Ten new planets discovered
London: An international team, including scientists from the University of Oxford, has discovered 10 new planets.
Amongst them is one orbiting a star perhaps only a few tens of million years old, twin Neptune-sized planets, and a rare Saturn-like world, a release by the University of Oxford said today.
The planets were detected using the CoRoT (Convection, Rotation and Transits) space telescope, operated by the French space agency CNES. It discovers planets outside our solar system , exoplanets, when they 'transit', that is pass in front of their stars.
Out of the ten new exoplanets (CoRoT-16b through to 24b and c) seven are hot Jupiters some of which are unusually dense and/or on unusually elongated orbits, and one is in orbit around an unusually young star.
The announcement also includes a planet slightly smaller than Saturn, and two Neptune-sized planets orbiting the same star.
Dr Suzanne Aigrain of Oxford University's Department of Physics, lead UK scientist for CoRoT, said: "CoRoT-18b is special because its star might be quite young.
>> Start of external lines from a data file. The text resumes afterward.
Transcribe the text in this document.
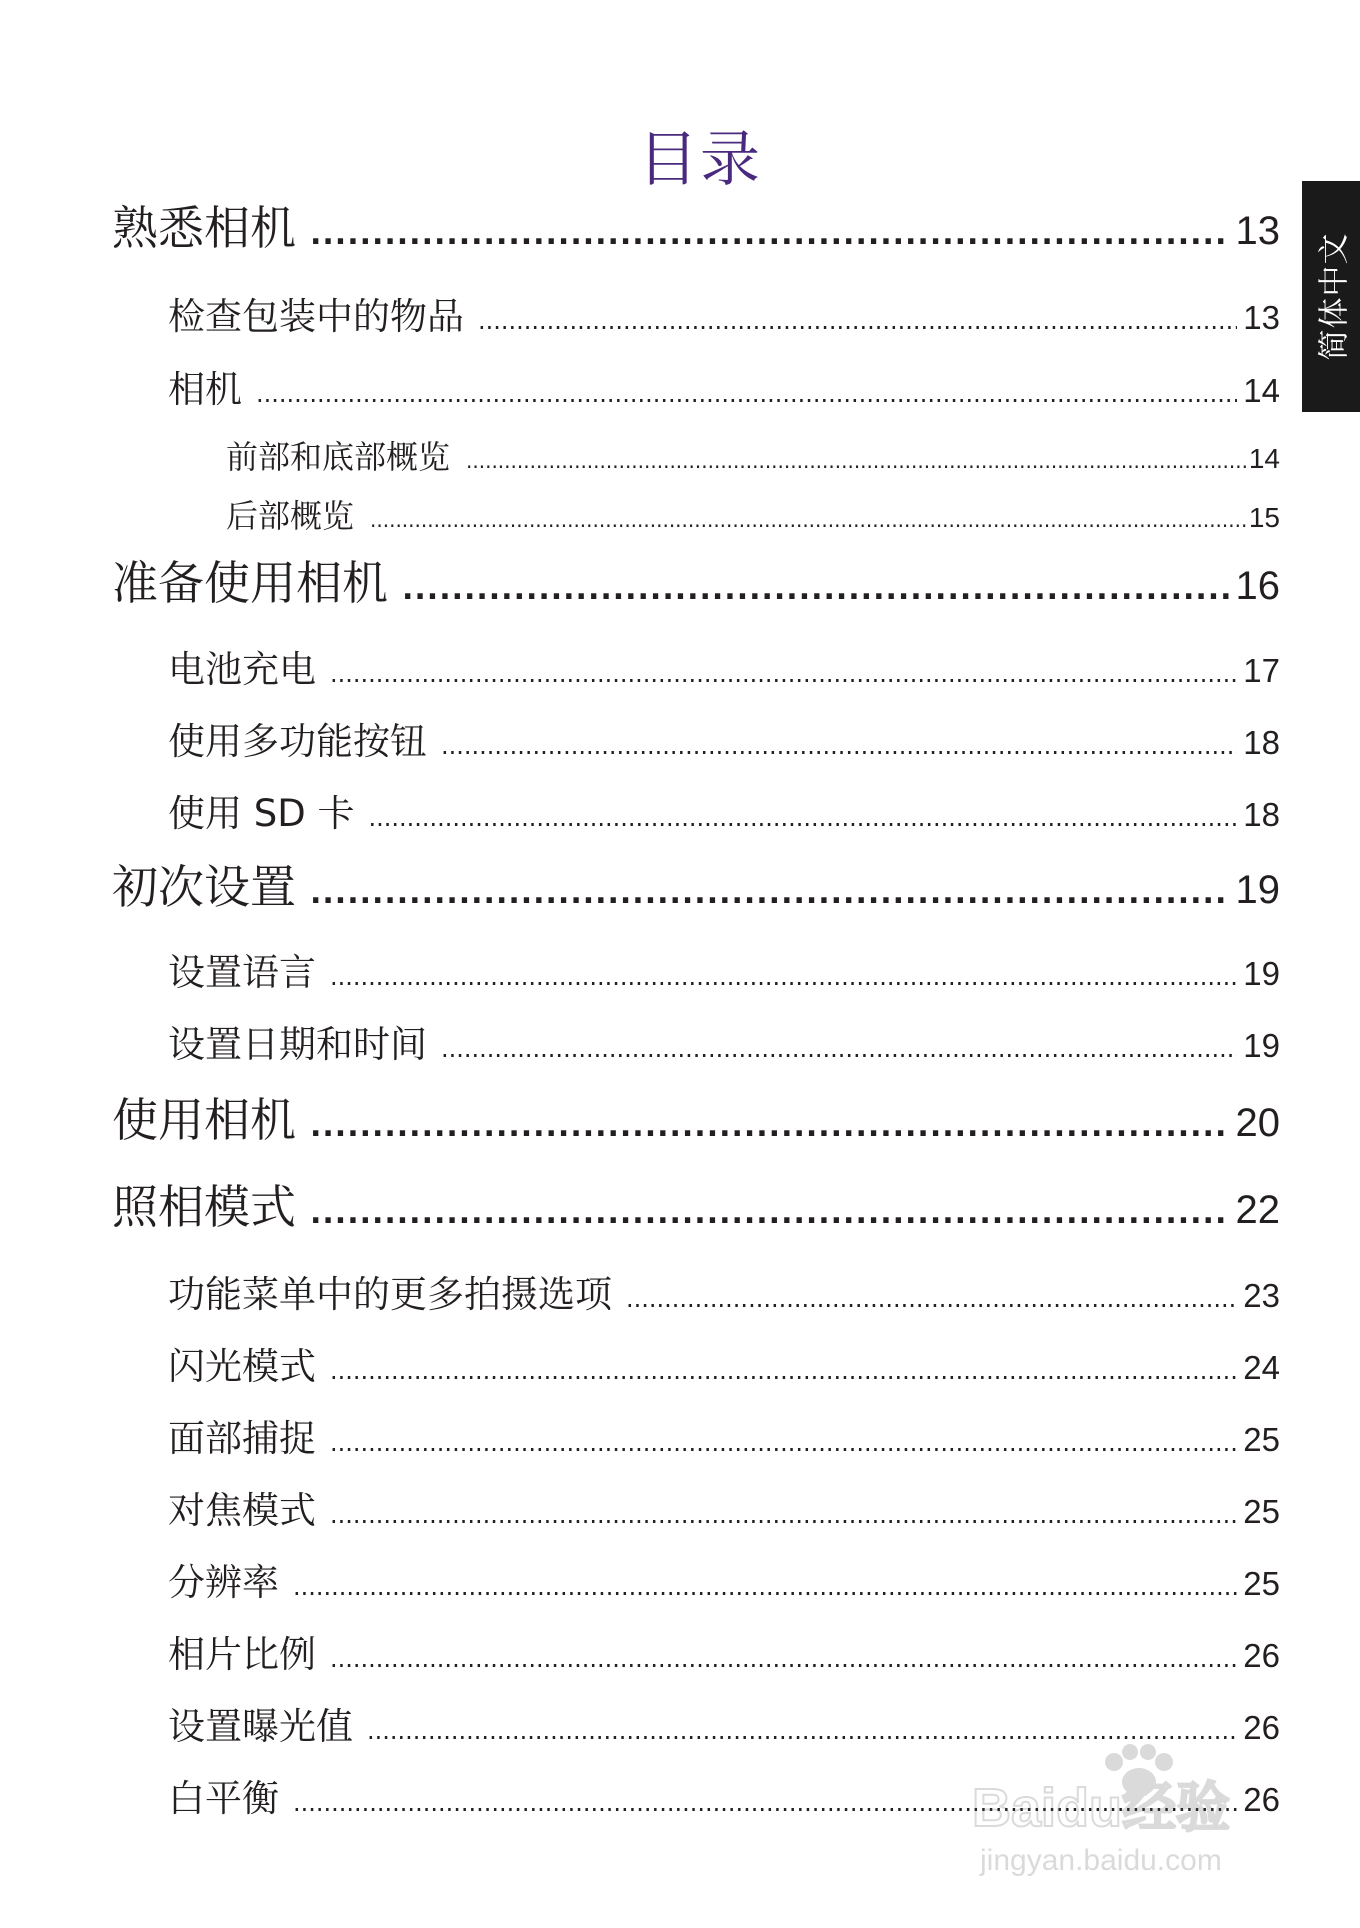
目录
简体中文
熟悉相机 .....	13
检查包装中的物品 .....	13
相机 .....	14
前部和底部概览 .....	14
后部概览 .....	15
准备使用相机 .....	16
电池充电 .....	17
使用多功能按钮 .....	18
使用 SD 卡 .....	18
初次设置 .....	19
设置语言 .....	19
设置日期和时间 .....	19
使用相机 .....	20
照相模式 .....	22
功能菜单中的更多拍摄选项 .....	23
闪光模式 .....	24
面部捕捉 .....	25
对焦模式 .....	25
分辨率 .....	25
相片比例 .....	26
设置曝光值 .....	26
白平衡 .....	26
Baidu经验
jingyan.baidu.com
Finding planets around young stars is particularly interesting because planets evolve very fast initially, before settling into a much steadier pattern of evolution".
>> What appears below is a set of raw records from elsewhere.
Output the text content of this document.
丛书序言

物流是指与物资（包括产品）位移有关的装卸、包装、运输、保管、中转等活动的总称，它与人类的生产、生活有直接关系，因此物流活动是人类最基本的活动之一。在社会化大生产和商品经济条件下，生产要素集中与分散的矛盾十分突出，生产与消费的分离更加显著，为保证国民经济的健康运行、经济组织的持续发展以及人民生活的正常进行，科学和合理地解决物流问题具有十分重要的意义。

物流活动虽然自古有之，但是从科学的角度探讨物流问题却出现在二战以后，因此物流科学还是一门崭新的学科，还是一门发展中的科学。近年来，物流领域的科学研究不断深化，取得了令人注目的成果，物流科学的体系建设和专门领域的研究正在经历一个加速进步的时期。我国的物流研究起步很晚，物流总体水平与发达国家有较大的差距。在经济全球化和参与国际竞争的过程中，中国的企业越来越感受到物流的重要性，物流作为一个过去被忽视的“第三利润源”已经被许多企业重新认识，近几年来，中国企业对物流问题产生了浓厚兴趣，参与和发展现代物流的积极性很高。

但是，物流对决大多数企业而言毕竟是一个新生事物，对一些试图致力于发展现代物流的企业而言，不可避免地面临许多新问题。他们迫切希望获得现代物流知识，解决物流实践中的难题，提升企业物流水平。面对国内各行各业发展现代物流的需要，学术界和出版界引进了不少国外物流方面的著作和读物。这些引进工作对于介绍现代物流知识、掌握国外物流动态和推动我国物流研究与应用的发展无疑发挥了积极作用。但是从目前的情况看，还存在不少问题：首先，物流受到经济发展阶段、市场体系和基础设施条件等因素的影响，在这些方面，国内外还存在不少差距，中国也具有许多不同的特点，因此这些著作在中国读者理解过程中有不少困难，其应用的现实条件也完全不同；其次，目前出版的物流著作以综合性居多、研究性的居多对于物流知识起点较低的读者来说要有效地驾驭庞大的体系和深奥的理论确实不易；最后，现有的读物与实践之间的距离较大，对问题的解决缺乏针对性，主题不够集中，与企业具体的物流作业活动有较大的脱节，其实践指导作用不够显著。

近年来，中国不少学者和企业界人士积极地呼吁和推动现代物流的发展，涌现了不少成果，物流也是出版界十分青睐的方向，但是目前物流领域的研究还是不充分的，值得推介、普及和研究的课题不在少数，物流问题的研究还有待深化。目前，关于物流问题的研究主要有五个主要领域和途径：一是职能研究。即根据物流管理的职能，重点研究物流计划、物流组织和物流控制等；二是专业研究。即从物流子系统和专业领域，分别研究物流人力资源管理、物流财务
She added: "If we want to understand the conditions in which planets form, we need to catch them within the first few hundred million years.
"After that, the memory of the initial conditions is essentially lost. In the case of CoRoT-18, different ways of determining the age give different results, but it's possible that the star might be only a few tens of millions of years old.
If this is confirmed, then we could learn a lot about the formation and early evolution of hot gas giant planets by comparing the size of CoRoT-18b to the predictions of theoretical models."